Pour écrire ce roman, Emile Zola s'est activement documenté. Comme le fera plus tard le témoin mystérieux du Quai d'Orsay, il tire ses informations des sources les plus directes possibles, n'hésitant pas à faire appel à des connaissances mieux placées que lui –Gustave Flaubert en tête- pour connaître l'organisation des évènements les plus intimes de la vie politique du Second Empire. Aucune supercherie n'est négligée : élections truquées, propagande, poids des relations et des ambitions personnelles conditionnent cette vie politique si majestueuse d'apparence. L'homme littéraire s'étant infiltré dans la politique, au moment de l'écriture, Emile Zola donnera en retour une grande place à la littérature dans le monde politique, non pas en tant qu'objet d'émancipation intellectuelle mais en tant qu'objet de frayeur capable de remettre en cause tous les acquis individuels chèrement obtenus au prix de maintes dissimulations pseudo-politiques. « Les romans sont surtout un aliment empoisonné servi aux curiosités malsaines de la foule » -et Emile Zola, en tant que romancier, semble inscrire discrètement la position intellectuelle qui est la sienne dans cet univers longuement déchiffré.

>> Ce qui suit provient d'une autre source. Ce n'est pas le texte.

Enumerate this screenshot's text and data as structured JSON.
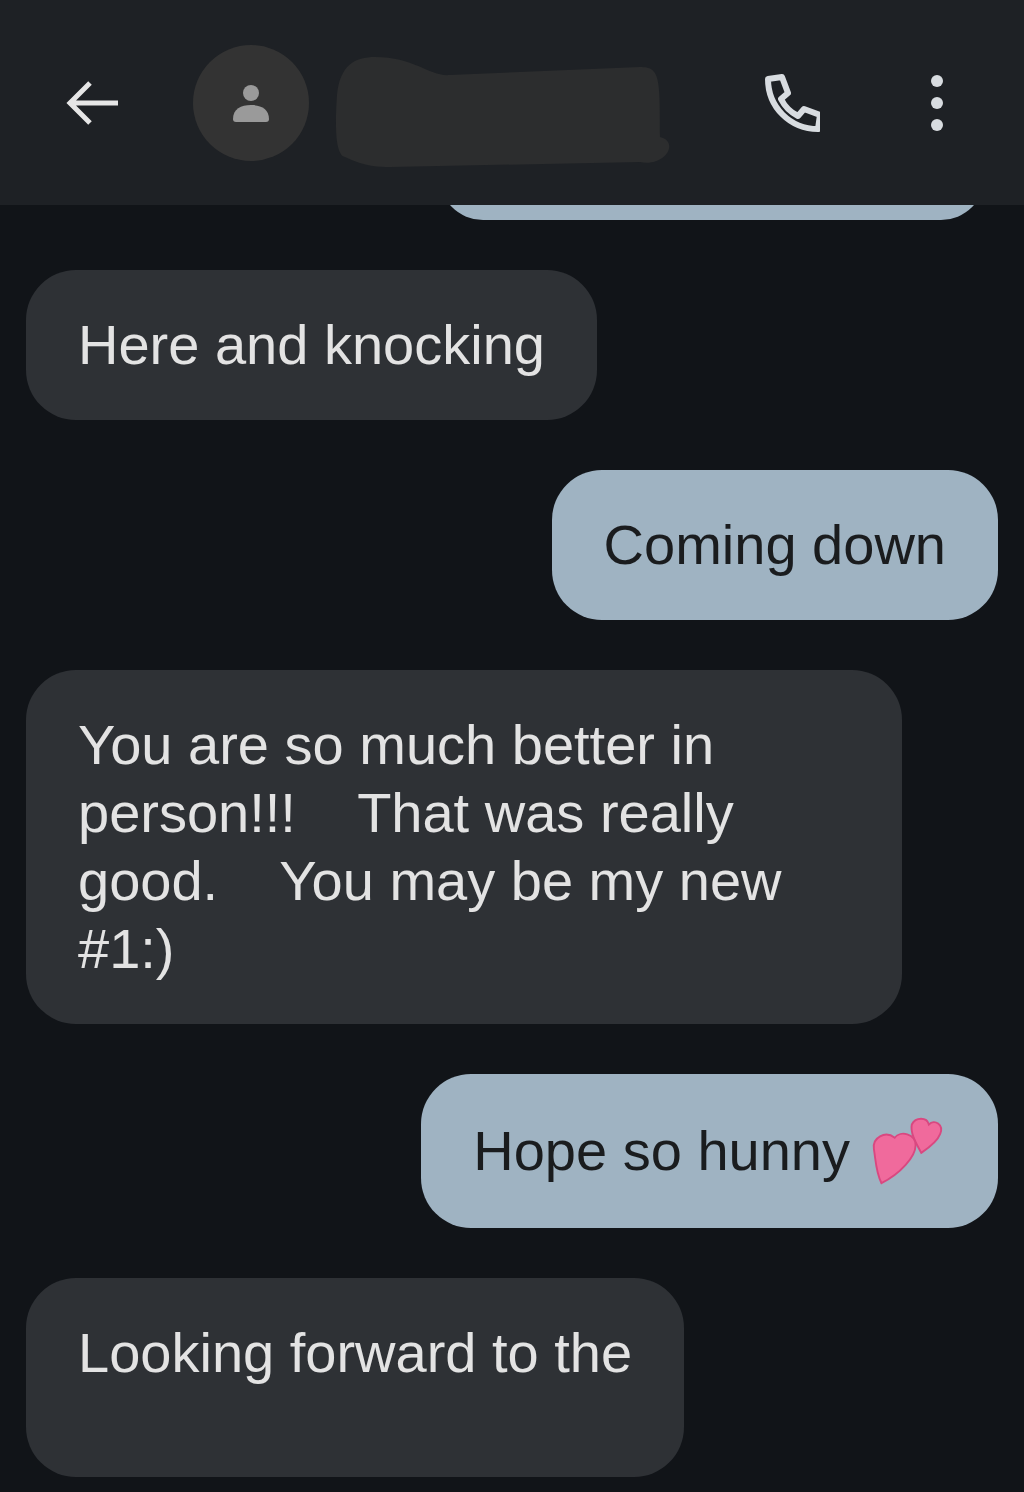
{
  "messages": [
    {
      "kind": "received",
      "text": "Here and knocking"
    },
    {
      "kind": "sent",
      "text": "Coming down"
    },
    {
      "kind": "received",
      "text": "You are so much better in person!!!    That was really good.    You may be my new #1:)"
    },
    {
      "kind": "sent",
      "text": "Hope so hunny",
      "with_hearts": true
    },
    {
      "kind": "received",
      "text": "Looking forward to the"
    }
  ]
}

Contrairement aux précédents épisodes de la série, Son Excellence Eugène Rougon ne se distingue par aucune excentricité particulière d'un de ses personnages. Tous semblent atteints d'une même frénésie d'ambitions personnelles aussi médiocres qu'inavouées, parcelles contradictoires d'un cerveau qui serait le Second Empire en lui-même. Emile Zola écrivait :


« Mon roman [sera] […] une large page sociale et humaine. J'éviterai un dénouement terrible. le livre ne se dénouera pas par un drame. Il s'arrêtera quand j'aurais fini. Mais il pourrait continuer encore […]. Plus de souplesse encore que dans les autres. Je chercherai moins que jamais à raconter une histoire. J'étalerai une simple peinture de caractères et de faits. »

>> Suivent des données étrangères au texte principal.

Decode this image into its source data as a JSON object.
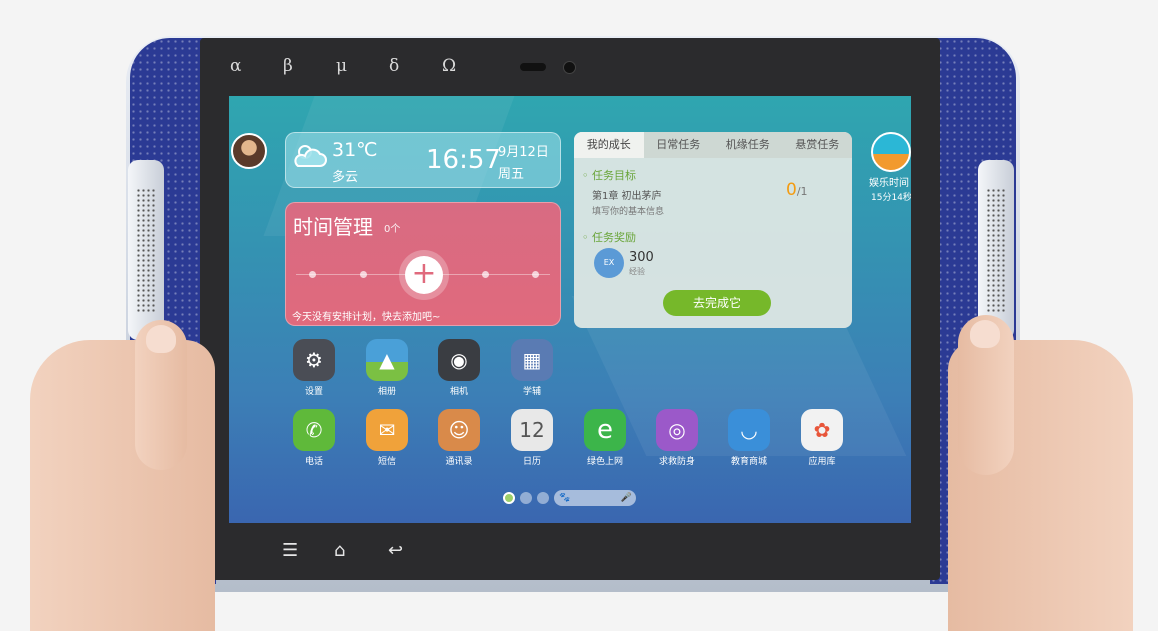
{
  "device_keys": [
    "α",
    "β",
    "μ",
    "δ",
    "Ω"
  ],
  "nav": {
    "menu_icon": "☰",
    "home_icon": "⌂",
    "back_icon": "↩"
  },
  "weather": {
    "temperature": "31℃",
    "condition": "多云",
    "time": "16:57",
    "date": "9月12日",
    "weekday": "周五"
  },
  "time_manager": {
    "title": "时间管理",
    "count": "0个",
    "add_symbol": "+",
    "hint": "今天没有安排计划，快去添加吧~"
  },
  "tasks": {
    "tabs": [
      "我的成长",
      "日常任务",
      "机缘任务",
      "悬赏任务"
    ],
    "goal_title": "任务目标",
    "chapter": "第1章  初出茅庐",
    "description": "填写你的基本信息",
    "progress_done": "0",
    "progress_total": "/1",
    "reward_title": "任务奖励",
    "reward_badge": "EX",
    "reward_value": "300",
    "reward_label": "经验",
    "action_label": "去完成它"
  },
  "entertainment": {
    "label": "娱乐时间",
    "time": "15分14秒"
  },
  "apps_row1": [
    {
      "name": "设置",
      "icon": "gear-icon",
      "color": "#4a4d55",
      "glyph": "⚙"
    },
    {
      "name": "相册",
      "icon": "gallery-icon",
      "color": "#4aa0d8",
      "glyph": "▲"
    },
    {
      "name": "相机",
      "icon": "camera-icon",
      "color": "#3a3d42",
      "glyph": "◉"
    },
    {
      "name": "学辅",
      "icon": "study-folder-icon",
      "color": "#5a7bb3",
      "glyph": "▦"
    }
  ],
  "apps_row2": [
    {
      "name": "电话",
      "icon": "phone-icon",
      "color": "#5fb93a",
      "glyph": "✆"
    },
    {
      "name": "短信",
      "icon": "message-icon",
      "color": "#f0a23a",
      "glyph": "✉"
    },
    {
      "name": "通讯录",
      "icon": "contacts-icon",
      "color": "#d98a4a",
      "glyph": "☺"
    },
    {
      "name": "日历",
      "icon": "calendar-icon",
      "color": "#e8e8e8",
      "glyph": "12"
    },
    {
      "name": "绿色上网",
      "icon": "browser-icon",
      "color": "#3cb54a",
      "glyph": "e"
    },
    {
      "name": "求救防身",
      "icon": "lifebuoy-icon",
      "color": "#9b59c9",
      "glyph": "◎"
    },
    {
      "name": "教育商城",
      "icon": "shopping-bag-icon",
      "color": "#3a8fd9",
      "glyph": "◡"
    },
    {
      "name": "应用库",
      "icon": "app-library-icon",
      "color": "#f2f2f2",
      "glyph": "✿"
    }
  ],
  "dock": {
    "search_icon": "🐾",
    "mic_icon": "🎤"
  }
}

Il sera effectivement difficile de trouver une intrigue à ce roman si ce ne sont le rappel d'évènements politiques frappants tels que la mise en place de la loi de Sureté ou l'attentat raté du 14 janvier 1858 :


« le lendemain soir, trois bombes éclataient sous la voiture de l'empereur, devant l'Opéra. Une épouvantable panique s'emparait de la foule entassée dans la rue le Peletier. Plus de cinquante personnes étaient frappées. Une femme en robe de soie bleue, tuée roide, barrait le ruisseau. Deux soldats agonisaient sur le pavé. Un aide de camp, blessé à la nuque, laissait derrière lui des gouttes de sang. Et, sous la lueur crue du gaz, au milieu de la fumée, l'empereur descendu sain et sauf de la voiture criblée de projectiles, saluait. Son chapeau seul était troué d'un éclat de bombe. »


Petite parenthèse dans la succession de romans ouvertement monstrueux et grandiloquents, Son Excellence Eugène Rougon semble surtout vouloir dresser le portrait d'une époque nourrie de rêves médiocres et égoïstes. Dans les basses comme dans les hautes sphères, rares sont les hommes que la plume d'Emile Zola n'écorche pas.